Entry-level prepaid Android phones sell for as low as $50.

Last year, the iPhone was the best-selling smartphone in the world, and Apple re-captured the crown for top smartphone maker in the United States last quarter with an estimated one-fifth of the market. While the original arrived at $499 (remember Ballmer’s reaction?), Apple would not hit the ground running until switching to the subsidized model with the second-generation iPhone 3G. Nowadays, U.S. carriers subsidize the full price of the device with an estimated $400, so those willing to commit to a two-year contract end up paying just $199 upfront for the hardware.

The trick worked and the iPhone went on the become an iconic device, but sales numbers did not replicate in various Southern European countries where carriers steer away from paying billions in upfront subsidies. As a result, prepaid Android phones are now undercutting Apple’s device and selling like crazy. Take Portugal or Greece, for example, where the iPhone last quarter accounted for 9 percent and 5 percent of all smartphones sold, respectively, according to the Wall Street Journal.

In the U.S., where contract plans and phone subsidies dominate, IDC says that around 90% of smartphone shipments over the past four years were for devices that cost more than $300 — despite the recession and uncertain recovery. In Italy, where prepaid plans dominate, that proportion was 67% last year, and in crisis-hit Greece and Portugal, only about 40% of the smartphones shipped in 2011 cost more than $300.

The article author Anton Troianovski said some European carriers are considering eliminating subsidies in favor of the more affordable pay-as-you-go plans. This includes major carriers, such as Spain’s Telefónica SA and Denmark’s Telenor ASA.

The price matrix of the unlocked, contract-free iPhone 4S.
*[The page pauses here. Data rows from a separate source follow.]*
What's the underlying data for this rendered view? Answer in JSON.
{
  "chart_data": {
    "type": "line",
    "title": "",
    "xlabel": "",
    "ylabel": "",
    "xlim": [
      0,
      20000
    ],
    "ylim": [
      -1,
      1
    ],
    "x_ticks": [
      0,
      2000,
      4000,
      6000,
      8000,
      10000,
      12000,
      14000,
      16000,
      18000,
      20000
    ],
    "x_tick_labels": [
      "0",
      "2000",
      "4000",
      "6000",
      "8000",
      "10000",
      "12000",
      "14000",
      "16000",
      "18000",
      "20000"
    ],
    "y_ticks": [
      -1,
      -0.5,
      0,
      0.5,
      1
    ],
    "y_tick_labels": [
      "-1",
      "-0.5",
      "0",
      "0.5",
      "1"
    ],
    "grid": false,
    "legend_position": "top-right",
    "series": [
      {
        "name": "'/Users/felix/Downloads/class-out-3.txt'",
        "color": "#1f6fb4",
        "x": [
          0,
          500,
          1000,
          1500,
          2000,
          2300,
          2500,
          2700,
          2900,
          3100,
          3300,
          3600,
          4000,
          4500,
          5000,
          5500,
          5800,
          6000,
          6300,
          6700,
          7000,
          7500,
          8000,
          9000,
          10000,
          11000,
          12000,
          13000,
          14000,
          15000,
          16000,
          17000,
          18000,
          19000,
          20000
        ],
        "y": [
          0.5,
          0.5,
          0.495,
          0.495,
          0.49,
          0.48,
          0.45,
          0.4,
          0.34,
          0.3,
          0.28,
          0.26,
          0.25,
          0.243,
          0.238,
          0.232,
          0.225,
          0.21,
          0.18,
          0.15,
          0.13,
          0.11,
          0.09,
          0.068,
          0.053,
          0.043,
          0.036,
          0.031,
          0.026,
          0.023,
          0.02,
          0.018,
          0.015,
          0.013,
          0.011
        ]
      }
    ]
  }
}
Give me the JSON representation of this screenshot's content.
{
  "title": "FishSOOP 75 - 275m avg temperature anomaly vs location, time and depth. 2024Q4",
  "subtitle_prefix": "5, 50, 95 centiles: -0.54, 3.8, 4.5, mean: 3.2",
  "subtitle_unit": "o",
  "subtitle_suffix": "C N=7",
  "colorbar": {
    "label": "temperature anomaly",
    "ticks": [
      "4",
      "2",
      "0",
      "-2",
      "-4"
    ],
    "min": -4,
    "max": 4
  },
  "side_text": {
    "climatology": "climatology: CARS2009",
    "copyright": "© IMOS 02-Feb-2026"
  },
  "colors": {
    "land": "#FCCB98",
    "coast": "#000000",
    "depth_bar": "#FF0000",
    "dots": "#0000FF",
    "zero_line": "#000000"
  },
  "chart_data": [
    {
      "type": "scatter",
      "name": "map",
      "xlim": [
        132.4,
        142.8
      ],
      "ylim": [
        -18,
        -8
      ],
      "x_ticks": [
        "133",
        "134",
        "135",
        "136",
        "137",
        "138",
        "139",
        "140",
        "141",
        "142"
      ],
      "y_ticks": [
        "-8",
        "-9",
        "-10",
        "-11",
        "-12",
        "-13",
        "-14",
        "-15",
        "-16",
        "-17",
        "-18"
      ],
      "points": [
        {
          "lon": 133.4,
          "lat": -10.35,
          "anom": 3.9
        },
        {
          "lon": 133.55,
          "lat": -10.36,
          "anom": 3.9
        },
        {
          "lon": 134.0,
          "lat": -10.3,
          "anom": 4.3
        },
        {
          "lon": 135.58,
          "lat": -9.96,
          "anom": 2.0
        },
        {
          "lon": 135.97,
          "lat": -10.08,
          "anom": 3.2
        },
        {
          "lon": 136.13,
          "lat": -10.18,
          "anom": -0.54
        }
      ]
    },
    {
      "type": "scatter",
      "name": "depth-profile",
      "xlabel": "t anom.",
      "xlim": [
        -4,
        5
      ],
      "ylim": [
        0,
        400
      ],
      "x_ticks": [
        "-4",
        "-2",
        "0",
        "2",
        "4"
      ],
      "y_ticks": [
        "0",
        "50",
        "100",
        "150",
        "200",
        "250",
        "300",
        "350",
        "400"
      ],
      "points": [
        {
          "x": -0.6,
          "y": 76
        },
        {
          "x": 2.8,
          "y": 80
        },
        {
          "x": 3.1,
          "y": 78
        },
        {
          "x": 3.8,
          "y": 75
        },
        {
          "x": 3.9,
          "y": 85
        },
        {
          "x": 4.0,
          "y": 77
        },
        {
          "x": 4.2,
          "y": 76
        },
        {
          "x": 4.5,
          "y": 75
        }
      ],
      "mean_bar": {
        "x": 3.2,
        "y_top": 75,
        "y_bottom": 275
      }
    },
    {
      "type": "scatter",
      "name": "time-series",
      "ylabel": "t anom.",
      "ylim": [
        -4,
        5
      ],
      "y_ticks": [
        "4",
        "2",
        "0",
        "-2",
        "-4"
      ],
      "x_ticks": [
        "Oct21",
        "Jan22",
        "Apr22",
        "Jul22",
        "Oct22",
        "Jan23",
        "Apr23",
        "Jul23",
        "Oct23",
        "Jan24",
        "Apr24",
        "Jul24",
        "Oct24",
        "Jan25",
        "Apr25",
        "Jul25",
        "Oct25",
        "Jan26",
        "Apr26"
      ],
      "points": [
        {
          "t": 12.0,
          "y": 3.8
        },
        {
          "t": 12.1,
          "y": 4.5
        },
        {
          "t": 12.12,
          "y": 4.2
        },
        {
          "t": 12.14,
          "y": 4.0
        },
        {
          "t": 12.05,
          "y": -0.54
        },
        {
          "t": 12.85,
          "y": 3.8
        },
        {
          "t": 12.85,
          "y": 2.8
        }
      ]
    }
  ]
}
The unlocked iPhone 4S starts at $649 and goes all the way up to $849 for the flagship 64GB model while its predecessor, the iPhone 4, costs $549 without any subsidies. Now, compare this to a $70 contract-free ZTE X500 or Samsung’s Galaxy Mini that sells for $188. True, these are not what you would call high-end devices, but the same goes for the 8GB iPhone 3GS that retails in the U.S. for $375 without any subsidies. That is a steep price for a 32-month old phone at a time when more and more low-cost prepaid Android devices announce. For comparison, the ZTE device packs in a 3.5-inch display, a 3.2-megapixel camera, 4GB of storage and runs Android 2.3, Gingerbread.

This is not to say Apple should worry about sub-$100 Android phones that compromise on features, but there is clearly a notable gap between Apple’s larger share of the subsidized smartphone market versus non-subsidized territories. Apple is a high-end play, but the Android carpet-bombing is taking its toll in sheer number of device activations. With that said, it would be prudent of Apple to consider discounting at least entry-level contract-free iPhones. Surely, the company’s high margins leave plenty of maneuvering space to put iPhones within budget shoppers’ reach.